Okay, that’s utter horseshit. I mean, sure, it’s not like I expect bootleggers to care about a correct legal interpretation of what constitutes a public domain work, but that’s not even close to a plausible argument. And it does nothing to explain the boxed set of Firefly for $39.95. Which is for sale. Everywhere. For about half that price on a good day.

Here’s the thing: I don’t actually mind bootleggers all that much when they’re selling shows that–if not actually public domain–are truly unavailable through commercial means. If someone thinks that they can get 20 bucks for a tenth-generation copy of Legends of the Superheroes, I say go for it. I think that it behooves copyright holders to get off the stick and make their content available through legal means; either meet the demand or quit your bitching.** But bootlegs of Charles in Charge? I do not think so.

A couple of the items for sale call for special attention. First up was a complete set of Doctor Who. Which series? Why, all of it! “Every memorable episode” on 193 DVDs.

193 DVDs.

193 DVDs.

Best of all was the copy-and-paste fail that resulted in this promotional copy:

“What an amazing DVD Set for the Alf Fan!”

Yes, what would the discerning ALF fan want more than a 193 DVD boxed set of Doctor Who?

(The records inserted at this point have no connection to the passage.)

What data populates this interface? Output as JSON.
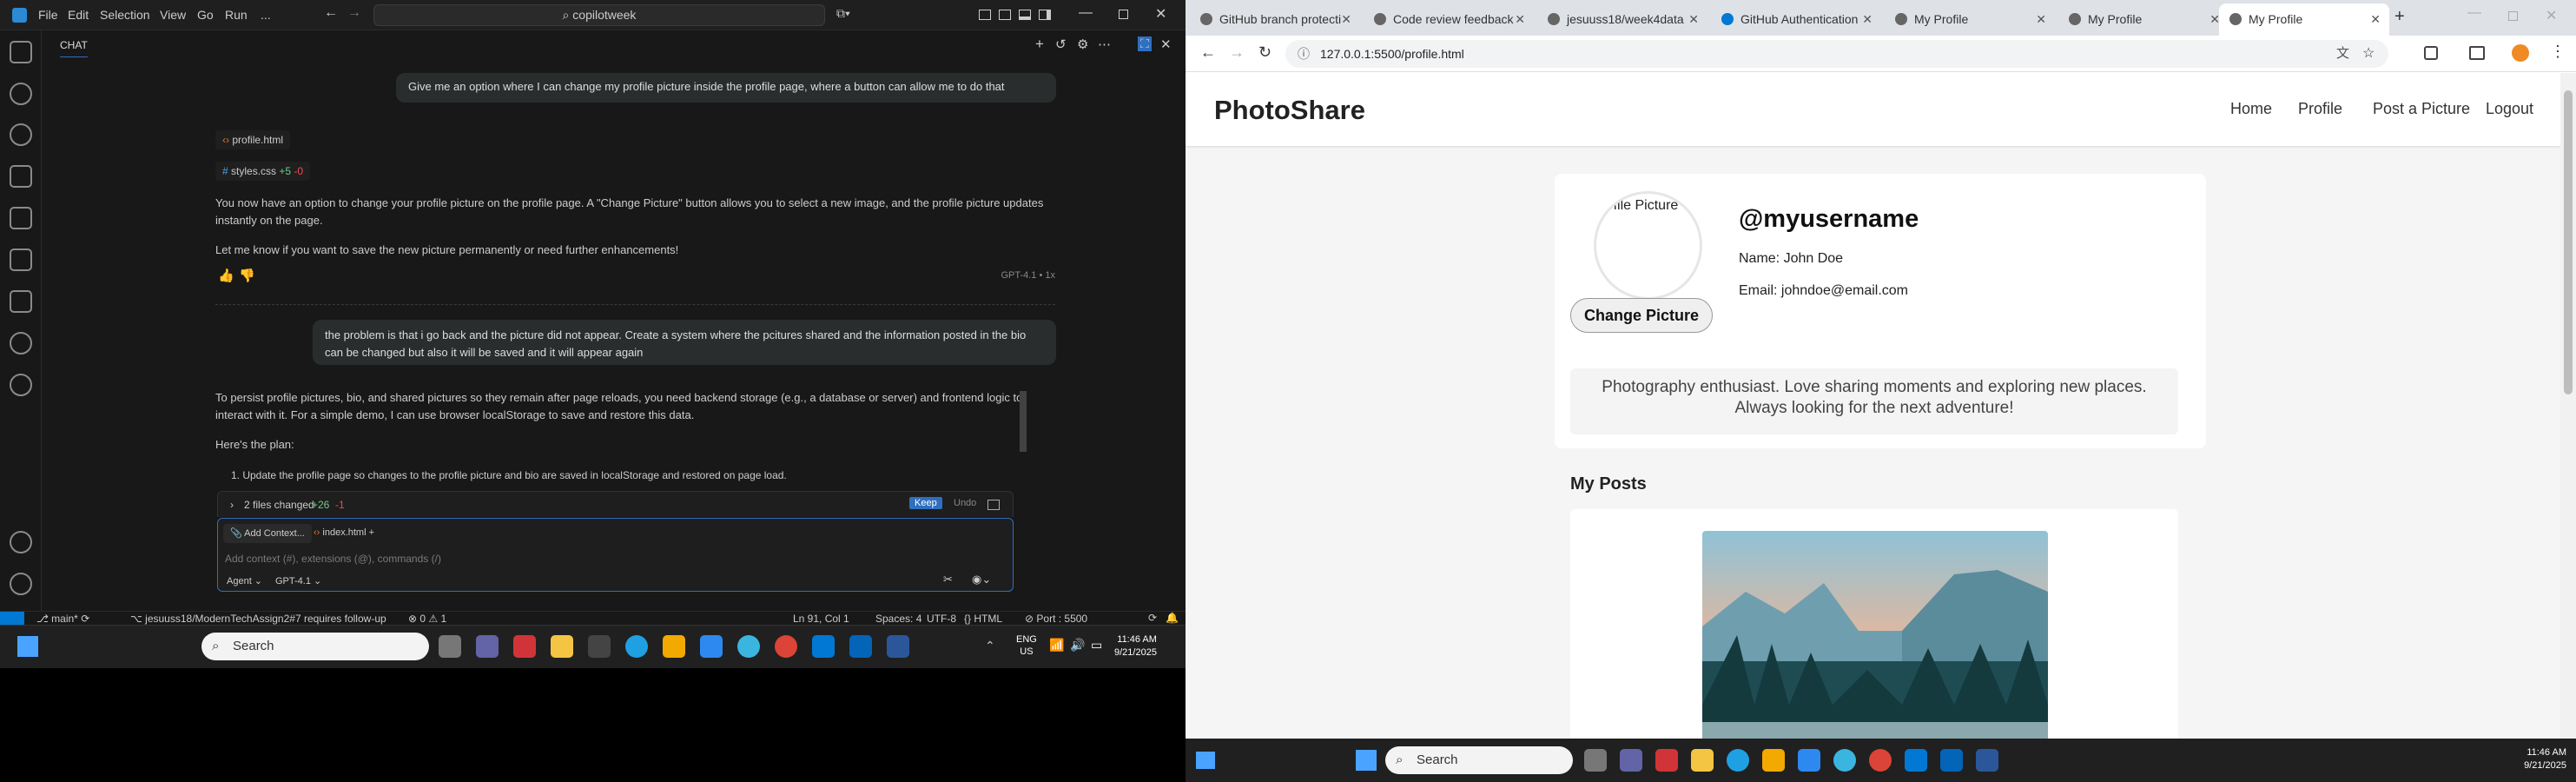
{
  "vscode": {
    "menu": [
      "File",
      "Edit",
      "Selection",
      "View",
      "Go",
      "Run",
      "..."
    ],
    "search": "copilotweek",
    "panel_title": "CHAT",
    "user_msg_1": "Give me an option where I can change my profile picture inside the profile page, where a button can allow me to do that",
    "file_1": "profile.html",
    "file_2": "styles.css",
    "file_2_diff_add": "+5",
    "file_2_diff_del": "-0",
    "resp_1a": "You now have an option to change your profile picture on the profile page. A \"Change Picture\" button allows you to select a new image, and the profile picture updates instantly on the page.",
    "resp_1b": "Let me know if you want to save the new picture permanently or need further enhancements!",
    "model_tag": "GPT-4.1 • 1x",
    "user_msg_2": "the problem is that i go back and the picture did not appear. Create a system where the pcitures shared and the information posted in the bio can be changed but also it will be saved and it will appear again",
    "resp_2a": "To persist profile pictures, bio, and shared pictures so they remain after page reloads, you need backend storage (e.g., a database or server) and frontend logic to interact with it. For a simple demo, I can use browser localStorage to save and restore this data.",
    "resp_2b": "Here's the plan:",
    "resp_2c": "1. Update the profile page so changes to the profile picture and bio are saved in localStorage and restored on page load.",
    "changes": "2 files changed",
    "changes_add": "+26",
    "changes_del": "-1",
    "keep": "Keep",
    "undo": "Undo",
    "add_context": "Add Context...",
    "ctx_file": "index.html",
    "input_placeholder": "Add context (#), extensions (@), commands (/)",
    "agent": "Agent",
    "model": "GPT-4.1",
    "status": {
      "branch": "main*",
      "repo": "jesuuss18/ModernTechAssign2#7 requires follow-up",
      "problems": "0",
      "warnings": "1",
      "pos": "Ln 91, Col 1",
      "spaces": "Spaces: 4",
      "enc": "UTF-8",
      "lang": "HTML",
      "port": "Port : 5500"
    },
    "taskbar": {
      "search": "Search",
      "lang1": "ENG",
      "lang2": "US",
      "time": "11:46 AM",
      "date": "9/21/2025"
    }
  },
  "chrome": {
    "tabs": [
      "GitHub branch protecti",
      "Code review feedback",
      "jesuuss18/week4data",
      "GitHub Authentication",
      "My Profile",
      "My Profile",
      "My Profile"
    ],
    "url": "127.0.0.1:5500/profile.html",
    "brand": "PhotoShare",
    "nav": [
      "Home",
      "Profile",
      "Post a Picture",
      "Logout"
    ],
    "avatar_alt": "Profile Picture",
    "change_btn": "Change Picture",
    "username": "@myusername",
    "name": "Name: John Doe",
    "email": "Email: johndoe@email.com",
    "bio": "Photography enthusiast. Love sharing moments and exploring new places. Always looking for the next adventure!",
    "posts_heading": "My Posts",
    "taskbar": {
      "search": "Search",
      "time": "11:46 AM",
      "date": "9/21/2025"
    }
  },
  "colors": {
    "accent": "#2f6fbf",
    "vs_bg": "#181818",
    "diff_add": "#73c991",
    "diff_del": "#f14c4c"
  }
}
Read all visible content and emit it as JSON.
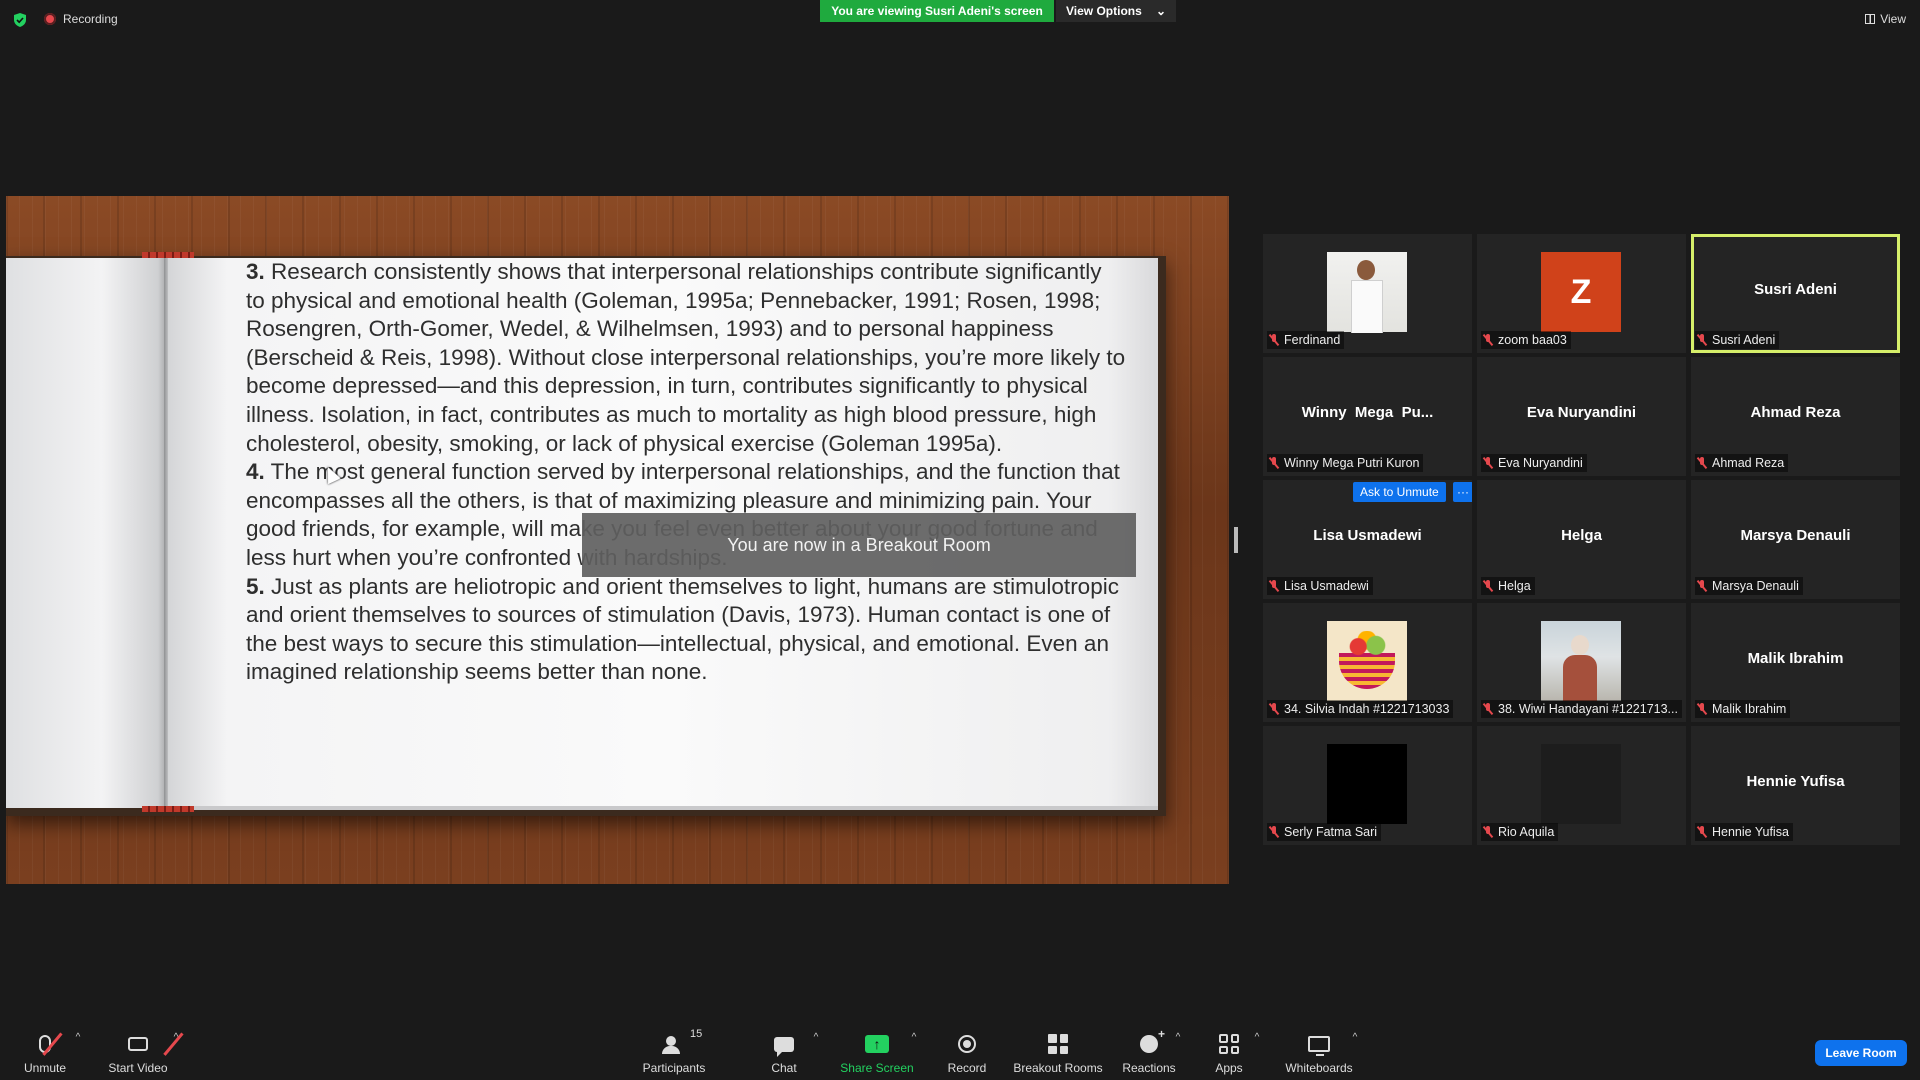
{
  "top": {
    "recording_label": "Recording",
    "viewing_banner": "You are viewing Susri Adeni's screen",
    "view_options": "View Options",
    "view_label": "View"
  },
  "share": {
    "p3_num": "3.",
    "p3_text": "Research consistently shows that interpersonal relationships contribute significantly to physical and emotional health (Goleman, 1995a; Pennebacker, 1991; Rosen, 1998; Rosengren, Orth-Gomer, Wedel, & Wilhelmsen, 1993) and to personal happiness (Berscheid & Reis, 1998). Without close interpersonal relationships, you’re more likely to become depressed—and this depression, in turn, contributes significantly to physical illness. Isolation, in fact, contributes as much to mortality as high blood pressure, high cholesterol, obesity, smoking, or lack of physical exercise (Goleman 1995a).",
    "p4_num": "4.",
    "p4_text": "The most general function served by interpersonal relationships, and the function that encompasses all the others, is that of maximizing pleasure and minimizing pain. Your good friends, for example, will make you feel even better about your good fortune and less hurt when you’re confronted with hardships.",
    "p5_num": "5.",
    "p5_text": "Just as plants are heliotropic and orient themselves to light, humans are stimulotropic and orient themselves to sources of stimulation (Davis, 1973). Human contact is one of the best ways to secure this stimulation—intellectual, physical, and emotional. Even an imagined relationship seems better than none.",
    "toast": "You are now in a Breakout Room"
  },
  "participants": [
    {
      "label": "Ferdinand",
      "name": "",
      "avatar": "photo-man-white-shirt"
    },
    {
      "label": "zoom baa03",
      "name": "",
      "avatar_letter": "Z"
    },
    {
      "label": "Susri Adeni",
      "name": "Susri Adeni",
      "active": true
    },
    {
      "label": "Winny Mega Putri Kuron",
      "name": "Winny  Mega  Pu..."
    },
    {
      "label": "Eva Nuryandini",
      "name": "Eva Nuryandini"
    },
    {
      "label": "Ahmad Reza",
      "name": "Ahmad Reza"
    },
    {
      "label": "Lisa Usmadewi",
      "name": "Lisa Usmadewi",
      "ask_unmute": "Ask to Unmute",
      "more": "···"
    },
    {
      "label": "Helga",
      "name": "Helga"
    },
    {
      "label": "Marsya Denauli",
      "name": "Marsya Denauli"
    },
    {
      "label": "34. Silvia Indah #1221713033",
      "name": "",
      "avatar": "fruit-basket"
    },
    {
      "label": "38. Wiwi Handayani #1221713...",
      "name": "",
      "avatar": "photo-woman"
    },
    {
      "label": "Malik Ibrahim",
      "name": "Malik Ibrahim"
    },
    {
      "label": "Serly Fatma Sari",
      "name": "",
      "avatar": "black"
    },
    {
      "label": "Rio Aquila",
      "name": "",
      "avatar": "dark"
    },
    {
      "label": "Hennie Yufisa",
      "name": "Hennie Yufisa"
    }
  ],
  "toolbar": {
    "unmute": "Unmute",
    "start_video": "Start Video",
    "participants": "Participants",
    "participants_count": "15",
    "chat": "Chat",
    "share_screen": "Share Screen",
    "share_arrow": "↑",
    "record": "Record",
    "breakout_rooms": "Breakout Rooms",
    "reactions": "Reactions",
    "apps": "Apps",
    "whiteboards": "Whiteboards",
    "leave_room": "Leave Room",
    "caret": "^"
  },
  "colors": {
    "banner_green": "#1faa3e",
    "active_border": "#d6ef6a",
    "primary_blue": "#0e72ed",
    "mute_red": "#e5484d"
  }
}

Okay, I know that’s just a simple error, but then I saw this. It’s a complete set of the early ’60s courtroom drama The Defenders. So far, so good. But take a look at the box art.

Yes, that’s the cover from the Marvel comic book The Defenders. So, not a TV show in which “a recent law school graduate (Robert Reed) joins his father (E.G. Marshall) as the pair tackle challenging legal cases.” Though I have to say, if it really starred Robert Reed as Namor the Sub-Mariner and E.G. Marshall as Dr. Strange–with Joan Hackett as Valkyrie–tackling legal cases, challenging or otherwise, I would watch the hell out of it.

“What an amazing DVD Set for the Defenders Fan!”

*Yes, I said it.

**This opinion does not reflect the views of my employer or the Public Broadcasting Service. It should not be in any way be mistaken for an actual legal argument, or a suggestion that you go out and break the law. So say we all.